Clearly this is a time in which we are constantly in the throes of some swift, consuming moment—an age of obsession, wherein we get “hysterically excited about very good but not hugely original cultural products seemingly every other month,” as Willa Paskin put it in Slate last year. Serial. True Detective. High Maintenance. There is always some new fad to point to, as totalizing as it is transient. So zeitgeist feels like a useful word for capturing this overwhelming illusion of cultural consensus. But what we are calling zeitgeisty these days has none of the inclusive significance of a true movement. From within our media bunkers, we imagine that the entire world is as transfixed by The Latest Thing as we are, but all we’ve done is type #BroadCity into Twitter.

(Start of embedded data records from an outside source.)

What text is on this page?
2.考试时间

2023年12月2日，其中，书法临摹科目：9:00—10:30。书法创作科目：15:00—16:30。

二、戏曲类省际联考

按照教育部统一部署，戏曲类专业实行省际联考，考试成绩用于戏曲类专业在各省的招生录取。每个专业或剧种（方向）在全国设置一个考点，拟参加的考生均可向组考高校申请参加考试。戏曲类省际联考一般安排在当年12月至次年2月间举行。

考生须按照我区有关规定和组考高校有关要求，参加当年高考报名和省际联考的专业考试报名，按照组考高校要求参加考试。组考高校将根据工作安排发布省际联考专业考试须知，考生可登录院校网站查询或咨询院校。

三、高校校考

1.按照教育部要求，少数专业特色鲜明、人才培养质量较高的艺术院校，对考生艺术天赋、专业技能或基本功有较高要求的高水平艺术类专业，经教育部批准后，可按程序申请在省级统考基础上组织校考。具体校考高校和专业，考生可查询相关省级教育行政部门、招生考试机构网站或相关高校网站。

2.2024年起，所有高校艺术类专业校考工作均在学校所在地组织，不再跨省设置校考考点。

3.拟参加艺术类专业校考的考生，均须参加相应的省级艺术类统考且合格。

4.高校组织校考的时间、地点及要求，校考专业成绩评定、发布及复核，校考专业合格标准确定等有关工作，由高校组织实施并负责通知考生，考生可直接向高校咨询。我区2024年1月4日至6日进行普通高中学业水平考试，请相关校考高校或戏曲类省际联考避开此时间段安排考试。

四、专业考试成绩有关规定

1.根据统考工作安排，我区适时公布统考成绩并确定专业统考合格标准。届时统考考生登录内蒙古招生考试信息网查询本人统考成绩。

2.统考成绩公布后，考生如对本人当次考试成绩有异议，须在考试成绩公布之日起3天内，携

Either the mini-zeitgeist guts our perception of just how diverse the culture is, or it offers us little incentive to care. The modifier zeitgeisty used to mark something out as widespread, a unifying force (Sgt Pepper was zeitgeisty)—now it serves as a password into specific echelons of cool. The word often refers to the niche-ily aspirational: Marie Kondo, or Pilates. It’s as if, since we can’t knit our fractured universe of tastes back together again, we’ve settled for paying lip service to the choicest fare.
Science-fiction writer William Gibson has claimed that the present moment is defined by “atemporality,” a “new and strange state of the world in which, courtesy of the Internet, all eras seem to exist at once.” The contemporary zeitgeist, then, has to do with not having a zeitgeist, or having an infinite number of zeitgeists, an undifferentiated Gesundheit of zeitgeists. This notion is hardly peculiar to 2015—in his 1910 tract The Spirit of Romance, Ezra Pound intoned that “all ages are contemporaneous.” If that’s true, surely the way to honor such simultaneity is not to parse it into fingernail slivers of fleeting obsession. Instead, let’s reserve this term for those startling, rare moments of clarity when an entire culture rises up as one, to support civil rights or condemn bigotry or mourn the dead. Either that, or zeitgeist should just give up the ghost.